Lorsque Pietro Martire d'Anghiera, lettré italien établi depuis peu à la cour d'Espagne, entreprit en 1492 de se faire le chroniqueur de la découverte du Nouveau Monde et d'envoyer régulièrement aux plus hauts dignitaires italiens des informations sur les progrès de la conquête, il décida tout naturellement d'écrire en latin. Cependant, ce choix allait poser à l'auteur du De Orbe Nouo des problèmes inattendus, notamment en ce qui concerne le lexique.

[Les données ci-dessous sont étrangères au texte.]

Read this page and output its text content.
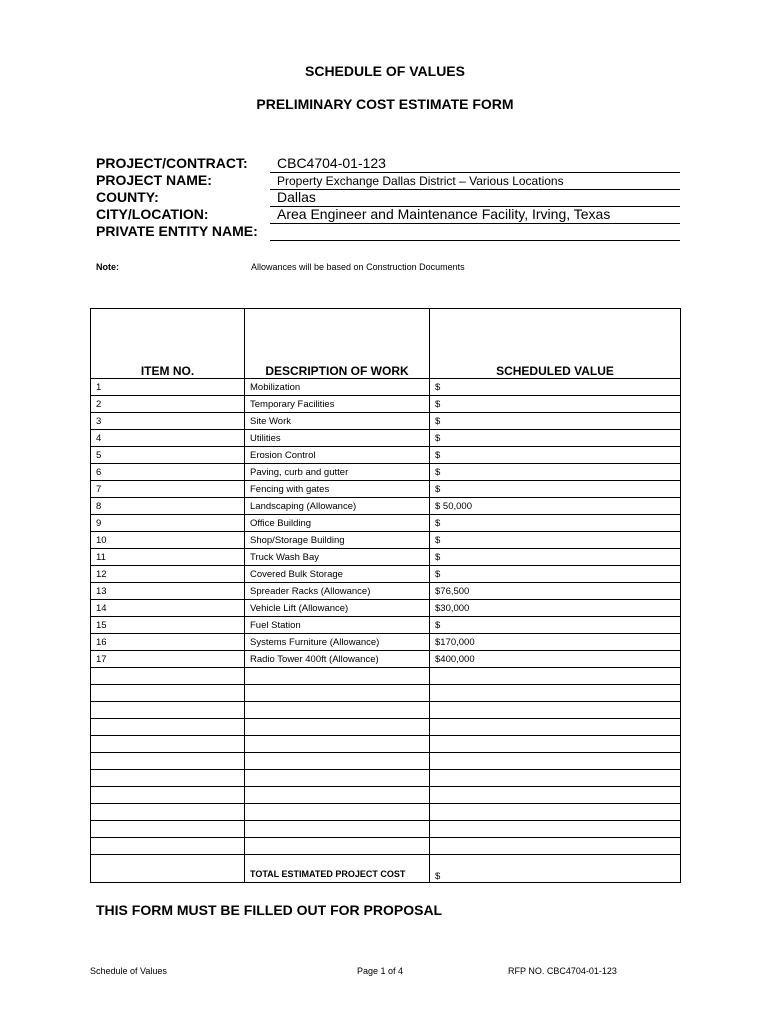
SCHEDULE OF VALUES
PRELIMINARY COST ESTIMATE FORM
PROJECT/CONTRACT: CBC4704-01-123
PROJECT NAME:	Property Exchange Dallas District – Various Locations
COUNTY:	Dallas
CITY/LOCATION:	Area Engineer and Maintenance Facility, Irving, Texas
PRIVATE ENTITY NAME:
Note:	Allowances will be based on Construction Documents

ITEM NO.	DESCRIPTION OF WORK	SCHEDULED VALUE
1	Mobilization	$
2	Temporary Facilities	$
3	Site Work	$
4	Utilities	$
5	Erosion Control	$
6	Paving, curb and gutter	$
7	Fencing with gates	$
8	Landscaping (Allowance)	$ 50,000
9	Office Building	$
10	Shop/Storage Building	$
11	Truck Wash Bay	$
12	Covered Bulk Storage	$
13	Spreader Racks (Allowance)	$76,500
14	Vehicle Lift (Allowance)	$30,000
15	Fuel Station	$
16	Systems Furniture (Allowance)	$170,000
17	Radio Tower 400ft (Allowance)	$400,000

	TOTAL ESTIMATED PROJECT COST	$
THIS FORM MUST BE FILLED OUT FOR PROPOSAL
Schedule of Values	Page 1 of 4	RFP NO. CBC4704-01-123
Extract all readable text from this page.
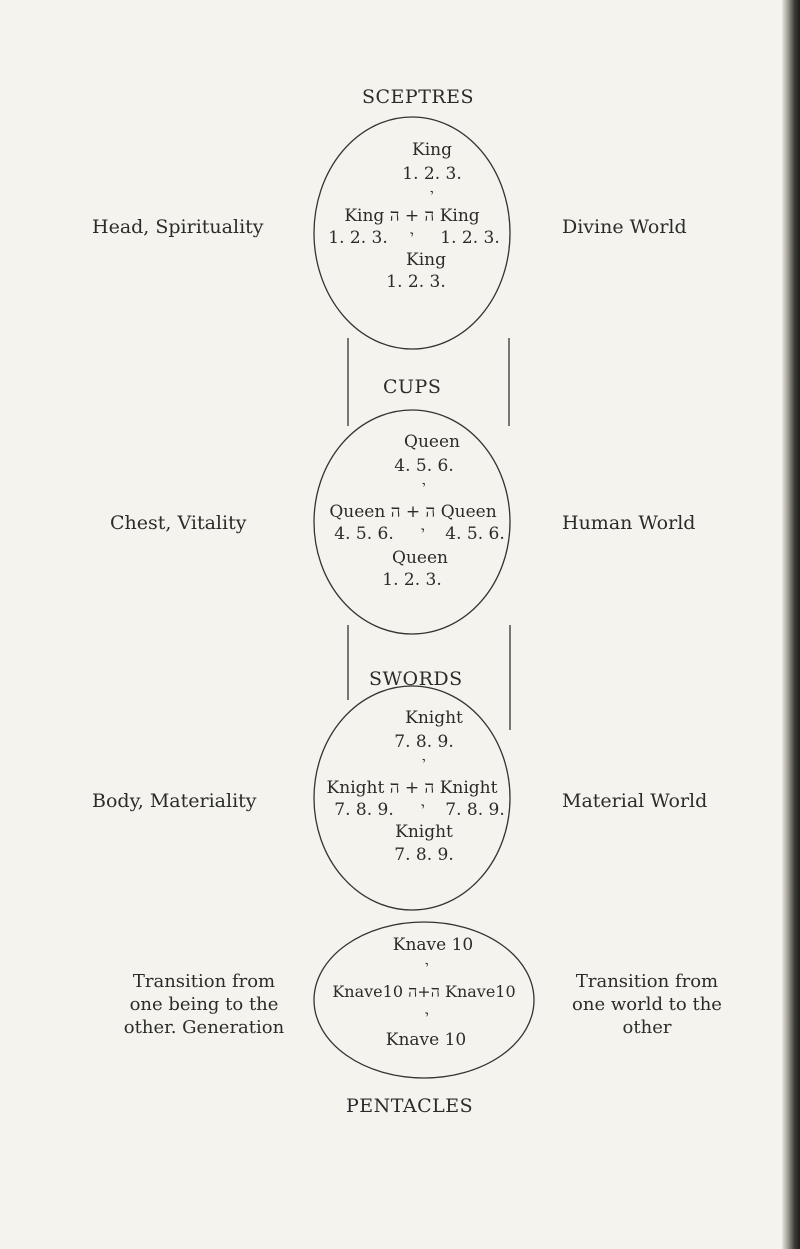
SCEPTRES
CUPS
SWORDS
PENTACLES
Head, Spirituality
Chest, Vitality
Body, Materiality
Transition from one being to the other. Generation
Divine World
Human World
Material World
Transition from one world to the other
King
1. 2. 3.
י
King ה + ה King
1. 2. 3. י 1. 2. 3.
King
1. 2. 3.
Queen
4. 5. 6.
י
Queen ה + ה Queen
4. 5. 6. י 4. 5. 6.
Queen
1. 2. 3.
Knight
7. 8. 9.
י
Knight ה + ה Knight
7. 8. 9. י 7. 8. 9.
Knight
7. 8. 9.
Knave 10
י
Knave10 ה+ה Knave10
י
Knave 10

En effect, par sa situation, Petrus Martyr se trouvait partagé entre plusieurs langues: s'il se devait de rédiger en latin, il écrivait à des Italiens mais retirait l'essentiel de ses informations de récits, oraux ou écrits, en castillan; de plus le sujet même de ses lettres offrait lui aussi plusieurs difficultés inhérentes au lexique: tout d'abord le chroniqueur ne pouvait éviter l'emploi de termes techniques usuels et récents, espagnols ou italiens, par exemple dans le domaine de la navigation; ensuite il se trouvait confronté à des termes espagnols spécifiques comme les grades et les titres; enfin le plus grand problème venait de la confrontation avec un idiome totalement nouveau, le langage des Tainos, et avec des noms qui n'avaient absolument aucun équivalent sur le continent européen puisque les choses qu'ils désignaient n'y existaient pas. Pour exprimer tout ceci, Petrus Martyr n'avait à sa disposition qu'un seul outil, le latin cicéronien, référence absolue de l'humanisme naissant. Et dès la première lettre, il découvrit le problème qu'il allait devoir résoudre: le vocabulaire du latin cicéronien n'était pas parfaitement adapté à son sujet.